In order to satisfy the skilled workforce demands of a project of this magnitude, and in a rural location no less, North America's Building Trades Unions worked in partnership with Georgia Power and Southern Company, as well as the Augusta, GA Building Trades Council, to put in place a formalized apprenticeship-readiness program that would focus on the recruitment of people from historically neglected communities within the vicinity of the Vogtle site.

People like Dawn Renee Benitez, a one-time Staff Sergeant with the U.S. Army who served with distinction, earning an Iraq Campaign Medal with a Campaign Star. Like all too many of America's military veterans these days, Dawn found it increasingly difficult to find meaningful employment and career opportunities in civilian life.

But through the joint efforts of Southern Company, Georgia Power and North America's Building Trades Unions and its "Helmets to Hardhats" program, Dawn is now on the path to securing a stable and prosperous career as a union iron worker through an apprenticeship with Ironworkers Local 709 in Augusta, GA.

As of June 2016, the Vogtle apprenticeship-readiness program had graduated 64 students, 80 percent of whom are persons of color; and 40 percent are women.

In real world terms, it means that in Right-to-Work states like Georgia, skilled craft professionals are averaging $30-35 an hour working at the Vogtle site. And that means those workers are more than able to provide for their families while receiving union-provided healthcare and pension benefits.

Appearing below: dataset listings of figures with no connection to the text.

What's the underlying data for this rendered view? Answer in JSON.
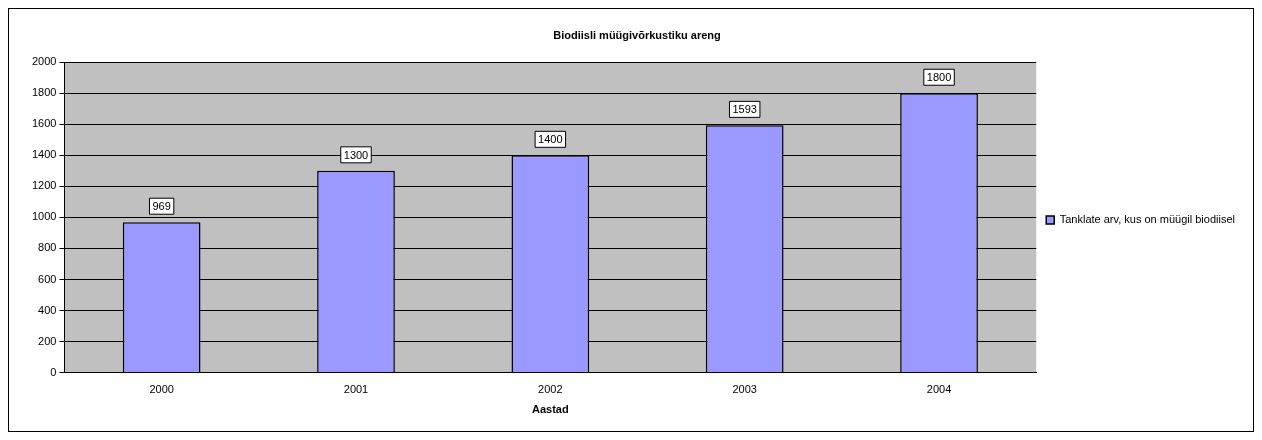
{
  "chart_data": {
    "type": "bar",
    "title": "Biodiisli müügivõrkustiku areng",
    "xlabel": "Aastad",
    "categories": [
      "2000",
      "2001",
      "2002",
      "2003",
      "2004"
    ],
    "series": [
      {
        "name": "Tanklate arv, kus on müügil biodiisel",
        "color": "#9999ff",
        "values": [
          969,
          1300,
          1400,
          1593,
          1800
        ]
      }
    ],
    "ylim": [
      0,
      2000
    ],
    "yticks": [
      0,
      200,
      400,
      600,
      800,
      1000,
      1200,
      1400,
      1600,
      1800,
      2000
    ],
    "grid": "y",
    "legend": "right",
    "data_labels": true
  }
}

To be sure, for any given energy infrastructure project, there are three components - Industry, Labor, and Government.

Industry wants to grow, labor wants to create good middle class jobs, and the government wants safety and environmental concerns adequately addressed. But the third leg of this stool - government - is increasingly proving to be an adversary, instead of an advocate of the first two.

Comments from the current Administration such as "eliminating the dash for gas" are only superseded by the lack of support for gas to back-up the intermittent nature of renewable energy. There is also a less than ambitious support system for carbon capture and sequestration at power plants and industrial facilities; a virtual vendetta against hydraulic fracturing and enhanced oil recovery; and of course, there was the denial of the Keystone XL pipeline.

North America's Building trades unions stand ready to work with industry, with Congress, and with local governments and agencies, to find innovative funding mechanisms, sensible regulations and a collaborative tripartite relationship. Our desire is to bolster America's leadership in the energy industry and put a floor under the middle class while creating millions of family-sustaining, jobs, along with vast opportunities for career training in the skilled trades.

But training and education programs like ours must have market certainty. So when redundant regulations and politically-motivated lawsuits funded by billionaire environmental advocates are aimed squarely at killing energy infrastructure projects, it hinders our ability to create jobs and prepare the next generation of construction workers for tomorrow.

A major part of the solution to anemic economic growth, as well as job and wage stagnation, is staring us in the face.

All we have to do is create an atmosphere through which we can more easily reach out and grab it.